Cómo tiene que ser pensar, preparar, elegir. No sé si quiera si se eligen las cosas. La ropa, la silla, el soporte, el escalón. No sé si se piensa días atrás, si es un arrebato. Igual que hay mil formas de vivir, habrá mil formas para dejar de hacerlo. Un poder individual que afecta a un colectivo. Muchos reflexionarán sobre lo ocurrido, verán lo que un día no vieron, entenderán mucho de lo que escuchaban, de lo que sentían.
Quizá seamos todos un poco débiles para enfrentarnos a ello cara a cara. Más allá de publicaciones, más allá de alzar la voz cuando lo hacen todos, cuando se lleva. Como ahora. Pelear a diario tratando de que todo vuelva a ser como un día fue, tratar de hacer ver a alguien que, en parte, se ha quedado ciego. Quizá la propia vida le haya cegado, quizá quiera estar cegada para no ver más de esta vida.

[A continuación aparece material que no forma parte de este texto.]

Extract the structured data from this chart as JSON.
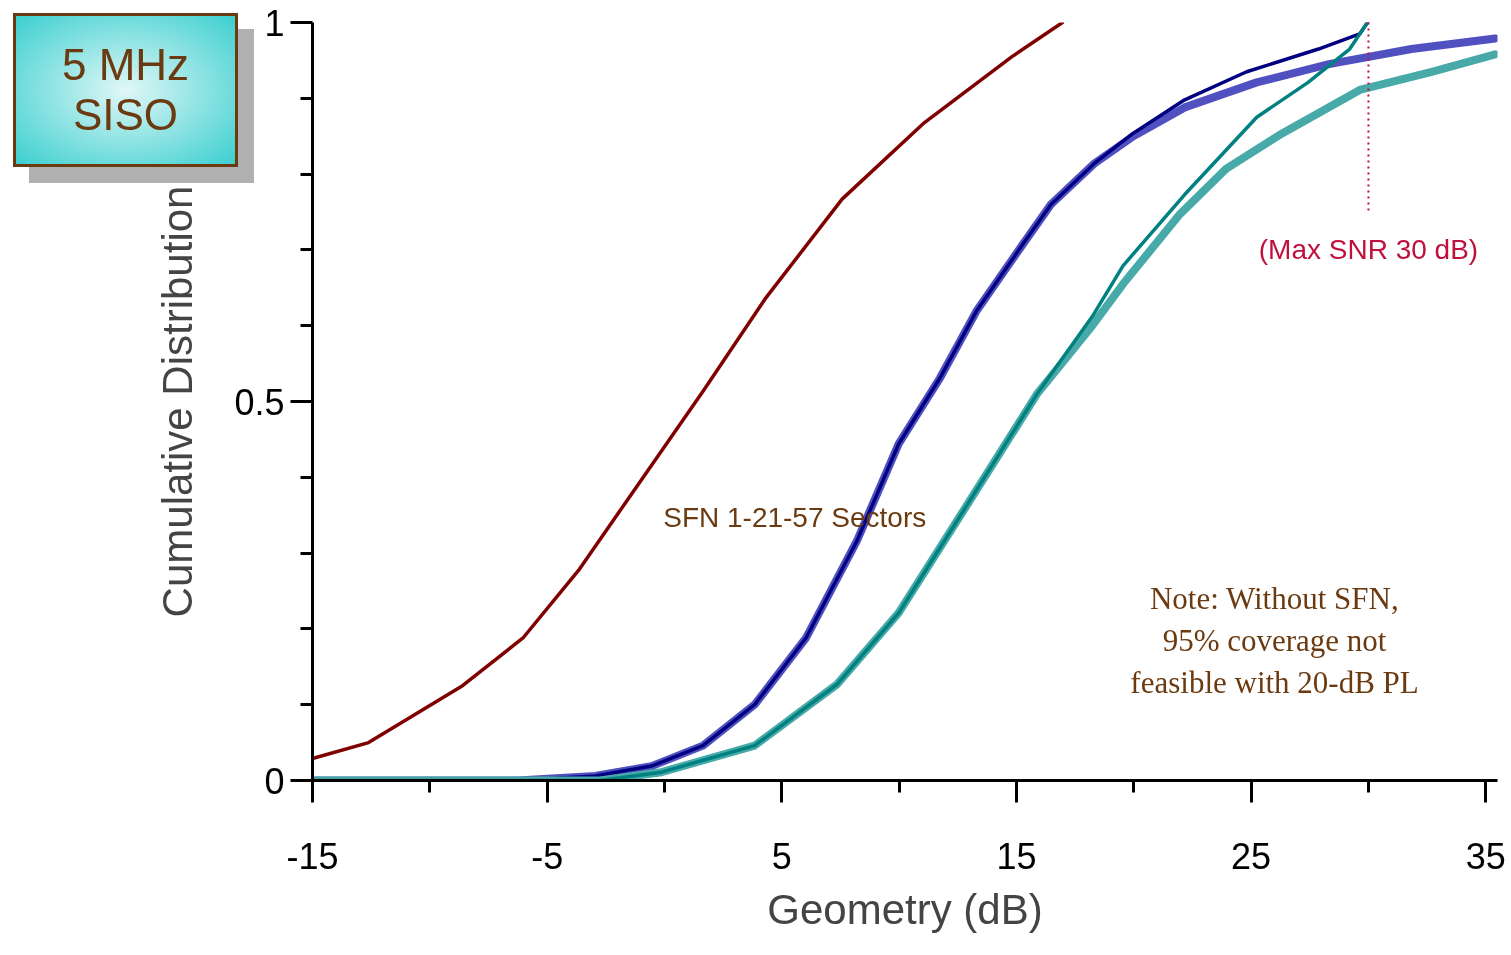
{
  "chart_data": {
    "type": "line",
    "title": "5 MHz SISO",
    "xlabel": "Geometry (dB)",
    "ylabel": "Cumulative Distribution",
    "xlim": [
      -15,
      35.5
    ],
    "ylim": [
      0,
      1
    ],
    "xticks": [
      -15,
      {
        "value": -10,
        "label": null
      },
      -5,
      {
        "value": 0,
        "label": null
      },
      5,
      {
        "value": 10,
        "label": null
      },
      15,
      {
        "value": 20,
        "label": null
      },
      25,
      {
        "value": 30,
        "label": null
      },
      35
    ],
    "yticks": [
      0,
      {
        "value": 0.1,
        "label": null
      },
      {
        "value": 0.2,
        "label": null
      },
      {
        "value": 0.3,
        "label": null
      },
      {
        "value": 0.4,
        "label": null
      },
      0.5,
      {
        "value": 0.6,
        "label": null
      },
      {
        "value": 0.7,
        "label": null
      },
      {
        "value": 0.8,
        "label": null
      },
      {
        "value": 0.9,
        "label": null
      },
      1
    ],
    "grid": false,
    "annotations": [
      "SFN 1-21-57 Sectors",
      "Note: Without SFN,\n95% coverage not\nfeasible with 20-dB PL"
    ],
    "ref_lines": [
      {
        "axis": "x",
        "value": 30,
        "label": "(Max SNR 30 dB)",
        "color": "#c0103c",
        "line_style": "dotted"
      }
    ],
    "series": [
      {
        "color": "#800000",
        "x": [
          -15,
          -12.61,
          -8.66,
          -6.03,
          -3.62,
          -0.55,
          1.65,
          4.28,
          7.57,
          11.08,
          14.81,
          16.96
        ],
        "values": [
          0.029,
          0.05,
          0.124,
          0.188,
          0.279,
          0.416,
          0.514,
          0.635,
          0.767,
          0.868,
          0.955,
          1.0
        ]
      },
      {
        "color": "#5050c0",
        "x": [
          -15,
          -6.25,
          -2.96,
          -0.55,
          1.64,
          3.84,
          6.03,
          8.2,
          9.98,
          11.74,
          13.29,
          15.24,
          16.47,
          18.32,
          19.98,
          22.17,
          25.24,
          28.32,
          31.83,
          35.4
        ],
        "values": [
          0,
          0,
          0.006,
          0.019,
          0.046,
          0.1,
          0.188,
          0.316,
          0.444,
          0.531,
          0.619,
          0.706,
          0.76,
          0.814,
          0.85,
          0.888,
          0.921,
          0.945,
          0.965,
          0.979
        ]
      },
      {
        "color": "#000080",
        "x": [
          -15,
          -6.25,
          -2.96,
          -0.55,
          1.64,
          3.84,
          6.03,
          8.2,
          9.98,
          11.74,
          13.29,
          15.24,
          16.47,
          18.32,
          19.98,
          22.17,
          24.81,
          27.87,
          29.63,
          29.96
        ],
        "values": [
          0,
          0,
          0.006,
          0.019,
          0.046,
          0.1,
          0.188,
          0.316,
          0.444,
          0.531,
          0.619,
          0.706,
          0.76,
          0.814,
          0.854,
          0.898,
          0.935,
          0.965,
          0.985,
          1.0
        ]
      },
      {
        "color": "#48aaa8",
        "x": [
          -15,
          -2.75,
          -0.13,
          3.84,
          7.36,
          9.98,
          12.6,
          15.9,
          18.23,
          19.54,
          21.96,
          23.93,
          26.34,
          29.63,
          32.7,
          35.4
        ],
        "values": [
          0,
          0,
          0.011,
          0.046,
          0.127,
          0.221,
          0.349,
          0.511,
          0.6,
          0.655,
          0.747,
          0.807,
          0.854,
          0.911,
          0.935,
          0.958
        ]
      },
      {
        "color": "#008080",
        "x": [
          -15,
          -2.75,
          -0.13,
          3.84,
          7.36,
          9.98,
          12.6,
          15.9,
          18.23,
          19.54,
          22.17,
          25.24,
          27.43,
          29.2,
          29.96
        ],
        "values": [
          0,
          0,
          0.011,
          0.046,
          0.127,
          0.221,
          0.349,
          0.511,
          0.612,
          0.679,
          0.773,
          0.875,
          0.921,
          0.965,
          1.0
        ]
      }
    ]
  }
}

Cómo tiene que ser vestirte por última vez, mirarte al espejo. Como tiene que ser tu último Whatsapp, tu última conversación, tu última canción, tú última mirada. En la mayor parte de las vidas las últimas veces llegan sin avisar, tan callando. Es parte de la gracia de este viaje, esa necesidad de disfrutar, de vivir cada minuto, cada segundo.
Como si todo se fuese a terminar mañana, sin la angustia de saber que es tu último momento. El que sea, da lo mismo.
Cómo tiene que ser Subirte, Respirar.